Allergies in spring can really get you down.

Spring is a beautiful time of year; warmer weather, clearer skies and blooming flowers. Unfortunately for some, this time of year also heralds the start of sneezing, itching eyes and throats and even sinus congestion and pain.  If you suffer from asthma or eczema this may also flare up at this time. Conventional treatment of hayfever and sinus, the most common ailments, usually involves antihistamines and steroid sprays. but these are only really a band-aid solution and do little to address the underlying reasons why the immune system is hypersensitive.

From a natural perspective there is much that can be done to deal with the symptoms, tone the area of the body affected and bring the immune system back into balance. Herbs such as Baical Skullcap, Licorice and Nettle prevent the release of histamine from specific immune cells called mast cells as does vitamin C and a group of antioxidants called flavonoids, of which quercetin is the most effective. Other herbs such as Perilla are effective for dampening the immune response responsible for allergies and Eyebright and Ribwort tone the mucus membranes of the sinus cavity.

A Question of Balance

The hygiene hypothesis proposes that there is now a higher prevalence of allergy in Australian children because of the use of antibacterials in the home and wider environment.
This is because a particular group of immune cells called T-helper 1 cells are not required as much to fight off small everyday infections. The depression in T-helper 1 cells means a corresponding rise in a group of cells called T-helper 2 cells (both types should be in balance) and these are the cells responsible for allergy.

Additionally, healthy gut flora has a regulatory role in keeping T-helper 1 and T-helper 2 cells in balance. Babies’ gastrointestinal tracts are sterile just before they are born and if they are born into a completely sterile environment the development of healthy gut flora is hindered. In babies and small children it can be enhanced by taking probioticcs in the third trimester of pregnancy, having a natural birth and breastfeeding where possible. Commercial probiotics are also useful for babies over two months, children and adults alike.

This week (May 1st – May 7th) marks Heart Week this year so it seemed like the opportune time to discuss what natural measures can be taken to protect your cardiovascular system from the effects of high cholesterol and blood pressure such as heart attack and stroke.

You can be working everyday to prevent these devastating outcomes by maintaining a healthy weight with diet and exercise, quitting smoking and eating an anti-inflammatory diet. This means avoiding saturated fat (fat from animals) and increasing your intake of healthy fat sources such as deep sea fatty fish (salmon, tuna, sardines) to two serves per week, or a tablespoon of flaxseed oil daily if you are vegetarian. It is also a good idea to include foods in your diet which prevent the re-absorption of cholesterol in the large intestine such as oats and other fibrous foods such as psyllium, fruit and vegetables. A fish oil supplement is a must if you are getting on in years or have a family history of heart problems.

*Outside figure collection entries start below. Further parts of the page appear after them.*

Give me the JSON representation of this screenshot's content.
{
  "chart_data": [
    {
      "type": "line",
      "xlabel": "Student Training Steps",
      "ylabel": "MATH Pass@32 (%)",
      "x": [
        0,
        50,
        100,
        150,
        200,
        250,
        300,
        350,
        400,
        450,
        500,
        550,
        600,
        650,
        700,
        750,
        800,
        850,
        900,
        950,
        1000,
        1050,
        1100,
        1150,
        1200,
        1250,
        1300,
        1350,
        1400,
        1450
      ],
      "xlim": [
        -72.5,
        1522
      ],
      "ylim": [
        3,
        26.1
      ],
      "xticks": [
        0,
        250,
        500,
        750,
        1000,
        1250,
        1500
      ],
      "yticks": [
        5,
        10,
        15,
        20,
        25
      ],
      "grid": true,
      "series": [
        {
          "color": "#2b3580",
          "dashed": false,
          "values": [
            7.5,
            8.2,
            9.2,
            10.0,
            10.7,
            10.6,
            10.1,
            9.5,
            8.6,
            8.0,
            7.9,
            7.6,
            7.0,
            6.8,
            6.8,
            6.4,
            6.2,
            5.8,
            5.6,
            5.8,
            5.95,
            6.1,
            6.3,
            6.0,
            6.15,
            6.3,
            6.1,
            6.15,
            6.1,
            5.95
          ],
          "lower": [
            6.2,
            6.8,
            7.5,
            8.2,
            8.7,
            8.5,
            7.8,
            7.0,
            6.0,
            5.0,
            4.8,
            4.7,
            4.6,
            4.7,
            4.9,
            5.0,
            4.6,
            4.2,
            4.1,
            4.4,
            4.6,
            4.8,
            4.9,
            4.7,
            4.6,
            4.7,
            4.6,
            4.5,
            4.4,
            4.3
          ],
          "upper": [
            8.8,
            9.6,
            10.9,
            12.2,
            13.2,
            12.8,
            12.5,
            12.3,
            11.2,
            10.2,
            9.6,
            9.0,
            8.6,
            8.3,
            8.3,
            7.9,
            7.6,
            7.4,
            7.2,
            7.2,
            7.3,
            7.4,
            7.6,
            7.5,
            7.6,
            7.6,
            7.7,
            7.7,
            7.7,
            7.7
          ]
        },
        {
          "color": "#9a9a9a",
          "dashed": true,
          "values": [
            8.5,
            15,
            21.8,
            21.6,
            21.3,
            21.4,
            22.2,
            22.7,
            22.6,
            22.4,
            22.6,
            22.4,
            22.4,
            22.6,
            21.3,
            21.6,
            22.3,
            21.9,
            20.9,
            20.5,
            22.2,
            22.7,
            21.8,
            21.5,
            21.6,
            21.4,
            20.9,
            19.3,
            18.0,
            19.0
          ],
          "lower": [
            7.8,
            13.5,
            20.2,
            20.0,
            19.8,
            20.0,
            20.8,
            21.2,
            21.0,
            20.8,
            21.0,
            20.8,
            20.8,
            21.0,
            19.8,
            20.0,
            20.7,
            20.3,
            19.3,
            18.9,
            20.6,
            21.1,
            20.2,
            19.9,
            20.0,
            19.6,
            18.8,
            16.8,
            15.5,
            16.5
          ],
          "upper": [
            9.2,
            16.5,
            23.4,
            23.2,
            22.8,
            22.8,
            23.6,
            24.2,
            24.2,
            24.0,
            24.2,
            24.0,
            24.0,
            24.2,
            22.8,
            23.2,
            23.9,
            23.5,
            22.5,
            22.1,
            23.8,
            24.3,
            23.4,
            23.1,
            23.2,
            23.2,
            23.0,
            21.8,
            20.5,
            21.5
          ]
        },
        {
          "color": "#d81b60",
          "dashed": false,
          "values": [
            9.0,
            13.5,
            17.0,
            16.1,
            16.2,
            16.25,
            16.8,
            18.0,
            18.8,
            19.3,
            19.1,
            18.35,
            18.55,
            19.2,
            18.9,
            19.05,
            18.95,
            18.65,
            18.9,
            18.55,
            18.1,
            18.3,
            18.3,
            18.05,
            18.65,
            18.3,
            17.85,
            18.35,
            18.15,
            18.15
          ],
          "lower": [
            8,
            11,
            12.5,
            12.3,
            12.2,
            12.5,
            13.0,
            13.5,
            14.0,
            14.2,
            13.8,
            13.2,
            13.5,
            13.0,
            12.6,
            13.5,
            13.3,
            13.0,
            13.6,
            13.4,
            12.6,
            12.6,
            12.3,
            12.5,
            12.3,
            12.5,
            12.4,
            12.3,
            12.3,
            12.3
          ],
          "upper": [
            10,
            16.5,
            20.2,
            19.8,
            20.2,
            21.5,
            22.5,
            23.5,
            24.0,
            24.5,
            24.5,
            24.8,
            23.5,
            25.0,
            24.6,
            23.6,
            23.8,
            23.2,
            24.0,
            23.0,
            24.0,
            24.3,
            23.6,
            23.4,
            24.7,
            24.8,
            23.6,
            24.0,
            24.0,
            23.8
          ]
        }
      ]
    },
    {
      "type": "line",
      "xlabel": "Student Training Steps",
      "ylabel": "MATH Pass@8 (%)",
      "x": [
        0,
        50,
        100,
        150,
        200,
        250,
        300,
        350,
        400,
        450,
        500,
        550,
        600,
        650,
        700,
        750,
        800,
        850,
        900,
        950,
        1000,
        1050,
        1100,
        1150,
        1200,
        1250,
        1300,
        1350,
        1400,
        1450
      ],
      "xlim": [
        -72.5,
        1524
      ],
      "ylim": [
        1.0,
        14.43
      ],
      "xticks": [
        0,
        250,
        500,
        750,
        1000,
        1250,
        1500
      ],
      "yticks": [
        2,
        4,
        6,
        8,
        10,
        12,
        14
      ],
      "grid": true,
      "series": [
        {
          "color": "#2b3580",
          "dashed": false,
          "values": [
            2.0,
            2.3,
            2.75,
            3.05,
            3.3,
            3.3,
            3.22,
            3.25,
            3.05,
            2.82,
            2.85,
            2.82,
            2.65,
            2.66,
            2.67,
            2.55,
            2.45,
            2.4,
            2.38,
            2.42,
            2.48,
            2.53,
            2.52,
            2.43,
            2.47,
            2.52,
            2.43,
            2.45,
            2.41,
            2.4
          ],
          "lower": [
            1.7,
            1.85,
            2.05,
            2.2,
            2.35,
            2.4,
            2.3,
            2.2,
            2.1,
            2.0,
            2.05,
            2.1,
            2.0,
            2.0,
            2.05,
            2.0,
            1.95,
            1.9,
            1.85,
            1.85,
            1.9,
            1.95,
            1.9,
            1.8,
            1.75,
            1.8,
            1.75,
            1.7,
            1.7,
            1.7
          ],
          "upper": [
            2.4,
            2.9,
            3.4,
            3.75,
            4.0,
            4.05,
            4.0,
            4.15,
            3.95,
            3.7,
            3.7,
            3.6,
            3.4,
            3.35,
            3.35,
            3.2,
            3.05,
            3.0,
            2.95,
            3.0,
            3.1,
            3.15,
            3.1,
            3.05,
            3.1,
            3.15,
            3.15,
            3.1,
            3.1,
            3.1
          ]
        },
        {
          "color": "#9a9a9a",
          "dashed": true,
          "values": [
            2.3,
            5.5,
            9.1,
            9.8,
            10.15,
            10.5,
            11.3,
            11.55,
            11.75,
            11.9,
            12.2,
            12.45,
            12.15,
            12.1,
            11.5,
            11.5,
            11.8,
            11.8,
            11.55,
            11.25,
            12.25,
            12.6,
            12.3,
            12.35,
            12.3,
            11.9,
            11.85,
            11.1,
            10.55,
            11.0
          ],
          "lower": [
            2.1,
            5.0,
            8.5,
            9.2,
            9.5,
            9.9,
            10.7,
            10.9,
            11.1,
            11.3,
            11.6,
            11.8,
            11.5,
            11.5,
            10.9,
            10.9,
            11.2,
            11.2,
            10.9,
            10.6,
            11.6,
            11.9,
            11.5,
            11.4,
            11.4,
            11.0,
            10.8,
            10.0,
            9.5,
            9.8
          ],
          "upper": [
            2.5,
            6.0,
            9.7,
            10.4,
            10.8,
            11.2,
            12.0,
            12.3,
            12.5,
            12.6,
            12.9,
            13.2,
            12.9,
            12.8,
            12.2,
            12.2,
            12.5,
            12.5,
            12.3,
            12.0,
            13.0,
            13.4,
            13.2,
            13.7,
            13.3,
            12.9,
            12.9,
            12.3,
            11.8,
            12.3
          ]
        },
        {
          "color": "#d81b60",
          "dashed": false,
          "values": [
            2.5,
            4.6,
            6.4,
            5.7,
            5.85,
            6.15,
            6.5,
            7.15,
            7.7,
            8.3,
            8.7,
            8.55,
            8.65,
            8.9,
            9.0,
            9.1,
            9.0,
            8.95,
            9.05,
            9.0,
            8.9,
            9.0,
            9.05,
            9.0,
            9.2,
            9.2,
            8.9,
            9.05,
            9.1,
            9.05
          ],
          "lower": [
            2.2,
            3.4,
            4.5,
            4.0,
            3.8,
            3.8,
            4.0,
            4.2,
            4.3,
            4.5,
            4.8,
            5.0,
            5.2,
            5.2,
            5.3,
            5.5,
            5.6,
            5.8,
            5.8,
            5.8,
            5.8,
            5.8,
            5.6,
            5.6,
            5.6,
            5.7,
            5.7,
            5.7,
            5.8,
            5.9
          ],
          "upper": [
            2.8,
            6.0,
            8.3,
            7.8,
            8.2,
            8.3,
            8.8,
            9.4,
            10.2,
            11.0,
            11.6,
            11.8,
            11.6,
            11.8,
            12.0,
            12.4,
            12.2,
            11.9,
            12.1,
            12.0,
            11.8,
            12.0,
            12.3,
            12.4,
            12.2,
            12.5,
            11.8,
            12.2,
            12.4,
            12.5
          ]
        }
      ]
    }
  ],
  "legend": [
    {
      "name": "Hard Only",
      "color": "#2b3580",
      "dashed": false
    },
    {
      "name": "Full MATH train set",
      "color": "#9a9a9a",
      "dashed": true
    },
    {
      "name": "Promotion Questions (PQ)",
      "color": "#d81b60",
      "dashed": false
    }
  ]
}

If you already have risk factors for heart disease such as high cholesterol and/or blood pressure there are certainly natural treatment options you should consider.
Krill oil is actually more effective for the treatment of high cholesterol than fish oil. These small plankton that whales feed on are harvested from the pure waters of the antarctic. The oil contains a potent antioxidant called Astaxanthin and the omega-3 fatty acids are packaged in such a way that they are much more readily absorbed into cells in the body. This means you only need one 1000mg capsule per day instead of multiple fish oil capsules.

There are also several herbs which can assist with the treatment of high cholesterol such as Fenugreek, Globe Artichoke, Garlic and Ginger, the latter two also being flavoursome additions to the diet. High blood pressure can be treated with Mistletoe, Olive Leaf and Limeflowers and a supplement called Coenzyme Q10 (CoQ10). This naturally occurring substance exists in every cell and is important for energy production. It is also a must for anyone taking a class of cholesterol drugs called the statins (eg Crestor, Lipitor) which deplete CoQ10 in the body and cause muscle weakness and fatigue as a result, including to the heart itself.